Gaetano Manzo (Acerno, 1º dicembre 1837Flumeri, 20 agosto 1873) è stato un brigante italiano. Noto capobanda del brigantaggio postunitario italiano, attivo tra l'Irpinia e il salernitano.

Biografia[modifica | modifica wikitesto]

Nasce ad Acerno, alle falde dei monti Picentini, alle "ore ventitré" da Luigi, casiere, e Maria Giuseppa Viscido. Venne battezzato il giorno dopo. In giovane età imparò a leggere e scrivere, cosa non molto comune all'epoca, e a costruire arnesi di legno praticando poi il mestiere di casaro presso una masseria locale. Nel 1862 venne chiamato alla leva militare e non presentandosi ne fu dichiarato all'arresto; per ciò, con suo cugino Francesco, si ritirò nei monti picentini praticando sequestri e furti insieme alla banda Ciardullo.

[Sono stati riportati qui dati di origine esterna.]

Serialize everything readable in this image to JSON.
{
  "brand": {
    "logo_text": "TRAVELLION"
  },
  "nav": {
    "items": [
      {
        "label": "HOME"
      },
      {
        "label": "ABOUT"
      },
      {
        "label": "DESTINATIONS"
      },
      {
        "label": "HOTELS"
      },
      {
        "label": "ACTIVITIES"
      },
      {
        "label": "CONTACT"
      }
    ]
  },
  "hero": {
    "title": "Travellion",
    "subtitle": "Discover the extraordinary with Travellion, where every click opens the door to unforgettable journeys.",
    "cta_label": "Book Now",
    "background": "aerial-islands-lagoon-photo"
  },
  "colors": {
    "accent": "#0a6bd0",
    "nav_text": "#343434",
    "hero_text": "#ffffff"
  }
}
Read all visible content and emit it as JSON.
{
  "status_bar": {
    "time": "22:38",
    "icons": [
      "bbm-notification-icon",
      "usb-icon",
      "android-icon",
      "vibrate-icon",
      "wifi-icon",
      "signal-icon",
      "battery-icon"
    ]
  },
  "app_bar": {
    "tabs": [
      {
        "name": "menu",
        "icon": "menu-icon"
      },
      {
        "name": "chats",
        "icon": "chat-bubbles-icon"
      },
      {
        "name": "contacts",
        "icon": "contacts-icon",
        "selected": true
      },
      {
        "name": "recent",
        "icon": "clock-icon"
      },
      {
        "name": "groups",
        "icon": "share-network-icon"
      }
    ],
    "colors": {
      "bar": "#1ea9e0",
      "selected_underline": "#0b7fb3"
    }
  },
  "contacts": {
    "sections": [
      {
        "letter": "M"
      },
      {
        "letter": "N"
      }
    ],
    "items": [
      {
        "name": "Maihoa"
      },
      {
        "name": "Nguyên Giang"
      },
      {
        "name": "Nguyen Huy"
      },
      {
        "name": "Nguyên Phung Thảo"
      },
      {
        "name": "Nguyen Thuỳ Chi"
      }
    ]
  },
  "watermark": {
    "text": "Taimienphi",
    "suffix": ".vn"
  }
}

Antonio di Nardo, sequestrato dalla stessa banda, ne fa una descrizione del brigante Manzo: "giovane dalle mosse sgherre, occhio cervino, biondo nei capelli, naso un pò schiacciato, piuttosto alto nella persona, signorilmente vestito, il men perverso, e disumano fra quegli orsi e iene assetate di sangue e di rapine". Dopodiché formò una banda propria, composta in alcuni momenti da addirittura trenta persone, con la quale sequestrava possidenti della zona ,e a molti dei suoi ostaggi soleva tagliare il lobo dell'orecchio per "convincere" i familiari a pagare. La sua morte è ben descritta nell'atto di morte del carabiniere Carlo Caccia conservato nell'archivio del comune di Flumeri: Nel territorio di Frigento scattò la trappola, il 20 agosto 1873, al passo di Mirabella. Fu impiegato un grande spiegamento di forze, con drappelli di carabinieri e di soldati di fanteria. La “casina” in cui si trovava la banda fu circondata, ma Gaetano Manzi si era allontanato da tempo. Otto ore più tardi la comitiva pranzava in una casa colonica sita in località Doganelle di Flumeri, di proprietà del barone Grella, che era stato sequestrato. Ci fu la “soffiata” di un delatore, e la sorpresa. Un carabiniere sparò contro la vedetta della banda; questa rimase uccisa, ma cadde pure il carabiniere che aveva sparato. La porta della casa fu sfondata, all’interno si svolse una scena terribile; i carabinieri furono accolti da scariche di revolver e risposero con le baionette; rimasero uccisi cinque briganti, tra cui Gaetano Manzo.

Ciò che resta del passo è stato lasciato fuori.